When you hear the term hologram, what is your initial thought? Many people may associate the word with the rising use of human digital projections within the entertainment industry. Holography as a whole, however, has practical applications in various areas. Let’s take a closer look at how this technology works and how researchers are utilizing it today.
Creating 3D Images with Holography
Holography is a technique that captures and records a light field, with the capability of reproducing the original light field in the absence of the initial object. In this process, one laser beam is divided into a reference beam and an object beam. As these split beams later merge on the holographic film, an interference pattern is recorded. This captured pattern forms a hologram.
To reconstruct the image, a laser identical to the one used to record the hologram is projected onto the developed film. As it illuminates the recorded hologram on the film, it is diffracted by the surface pattern of the recording. This structures the light in the same exact way it was originally reflected from the initial object. The result? A virtual image right before your eyes — the hologram.
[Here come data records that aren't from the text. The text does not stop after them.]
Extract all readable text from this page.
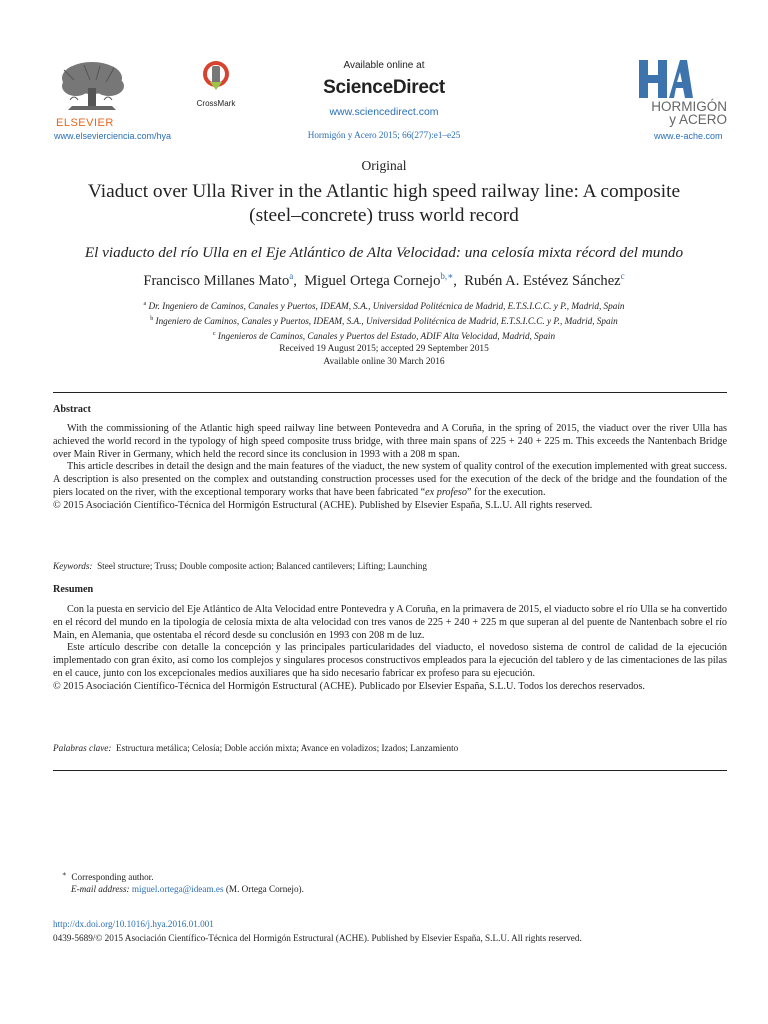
ELSEVIER
www.elsevierciencia.com/hya
CrossMark
Available online at
ScienceDirect
www.sciencedirect.com
Hormigón y Acero 2015; 66(277):e1–e25
HORMIGÓN
y ACERO
www.e-ache.com
Original
Viaduct over Ulla River in the Atlantic high speed railway line: A composite
(steel–concrete) truss world record
El viaducto del río Ulla en el Eje Atlántico de Alta Velocidad: una celosía mixta récord del mundo
Francisco Millanes Mato$^a$, Miguel Ortega Cornejo$^{b,∗}$, Rubén A. Estévez Sánchez$^c$
$^a$ Dr. Ingeniero de Caminos, Canales y Puertos, IDEAM, S.A., Universidad Politécnica de Madrid, E.T.S.I.C.C. y P., Madrid, Spain
$^b$ Ingeniero de Caminos, Canales y Puertos, IDEAM, S.A., Universidad Politécnica de Madrid, E.T.S.I.C.C. y P., Madrid, Spain
$^c$ Ingenieros de Caminos, Canales y Puertos del Estado, ADIF Alta Velocidad, Madrid, Spain
Received 19 August 2015; accepted 29 September 2015
Available online 30 March 2016
Abstract
With the commissioning of the Atlantic high speed railway line between Pontevedra and A Coruña, in the spring of 2015, the viaduct over the river Ulla has achieved the world record in the typology of high speed composite truss bridge, with three main spans of 225 + 240 + 225 m. This exceeds the Nantenbach Bridge over Main River in Germany, which held the record since its conclusion in 1993 with a 208 m span.
This article describes in detail the design and the main features of the viaduct, the new system of quality control of the execution implemented with great success. A description is also presented on the complex and outstanding construction processes used for the execution of the deck of the bridge and the foundation of the piers located on the river, with the exceptional temporary works that have been fabricated “ex profeso” for the execution.
© 2015 Asociación Científico-Técnica del Hormigón Estructural (ACHE). Published by Elsevier España, S.L.U. All rights reserved.
Keywords: Steel structure; Truss; Double composite action; Balanced cantilevers; Lifting; Launching
Resumen
Con la puesta en servicio del Eje Atlántico de Alta Velocidad entre Pontevedra y A Coruña, en la primavera de 2015, el viaducto sobre el río Ulla se ha convertido en el récord del mundo en la tipología de celosía mixta de alta velocidad con tres vanos de 225 + 240 + 225 m que superan al del puente de Nantenbach sobre el río Main, en Alemania, que ostentaba el récord desde su conclusión en 1993 con 208 m de luz.
Este artículo describe con detalle la concepción y las principales particularidades del viaducto, el novedoso sistema de control de calidad de la ejecución implementado con gran éxito, así como los complejos y singulares procesos constructivos empleados para la ejecución del tablero y de las cimentaciones de las pilas en el cauce, junto con los excepcionales medios auxiliares que ha sido necesario fabricar ex profeso para su ejecución.
© 2015 Asociación Científico-Técnica del Hormigón Estructural (ACHE). Publicado por Elsevier España, S.L.U. Todos los derechos reservados.
Palabras clave: Estructura metálica; Celosía; Doble acción mixta; Avance en voladizos; Izados; Lanzamiento
∗ Corresponding author.
E-mail address: miguel.ortega@ideam.es (M. Ortega Cornejo).
http://dx.doi.org/10.1016/j.hya.2016.01.001
0439-5689/© 2015 Asociación Científico-Técnica del Hormigón Estructural (ACHE). Published by Elsevier España, S.L.U. All rights reserved.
How Holographic Technology Has Evolved
This method was first developed by Dennis Gabor in 1948, an invention for which he was awarded the Nobel Prize in Physics in 1971. This discovery was made while Gabor was researching how to enhance the resolution of electron microscopes. Initially, a mercury arc lamp was used as the light source. The low coherency of this light, however, prevented researchers from producing holograms with real depth.
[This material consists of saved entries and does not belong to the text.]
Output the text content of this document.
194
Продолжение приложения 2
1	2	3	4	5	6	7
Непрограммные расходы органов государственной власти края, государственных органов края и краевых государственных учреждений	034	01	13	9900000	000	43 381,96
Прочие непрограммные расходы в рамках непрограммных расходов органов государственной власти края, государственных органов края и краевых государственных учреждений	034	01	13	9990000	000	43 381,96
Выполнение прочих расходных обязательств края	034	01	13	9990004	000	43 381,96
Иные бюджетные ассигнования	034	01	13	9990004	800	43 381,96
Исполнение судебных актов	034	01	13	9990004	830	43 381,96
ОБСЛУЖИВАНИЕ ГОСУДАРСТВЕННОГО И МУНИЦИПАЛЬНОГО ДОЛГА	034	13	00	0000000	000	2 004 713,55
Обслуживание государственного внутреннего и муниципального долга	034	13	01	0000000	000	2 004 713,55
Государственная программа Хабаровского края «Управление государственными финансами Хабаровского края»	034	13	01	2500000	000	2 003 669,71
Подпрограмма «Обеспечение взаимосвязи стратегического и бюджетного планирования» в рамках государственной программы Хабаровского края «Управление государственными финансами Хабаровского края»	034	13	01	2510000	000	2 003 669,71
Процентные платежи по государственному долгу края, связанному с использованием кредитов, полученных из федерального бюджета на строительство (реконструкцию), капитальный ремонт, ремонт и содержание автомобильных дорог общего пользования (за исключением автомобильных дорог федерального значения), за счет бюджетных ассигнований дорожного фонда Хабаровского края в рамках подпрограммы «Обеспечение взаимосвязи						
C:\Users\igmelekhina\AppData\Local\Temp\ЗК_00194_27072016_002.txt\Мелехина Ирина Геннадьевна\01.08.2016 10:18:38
The invention of the laser beam in 1960 made this technique more practical. Featuring a pure and strong light, the laser was an ideal light source for developing holograms. Researchers at the University of Michigan put this new technology to the test in 1962. Combining a laser with an “off-axis technique, ” Emmett Leith and Juris Upatnieks successfully enabled the first laser transmission of 3D objects — a toy train and a bird. This enabled the production of images with a clear depth, but a laser light was still needed in order to see the holographic image.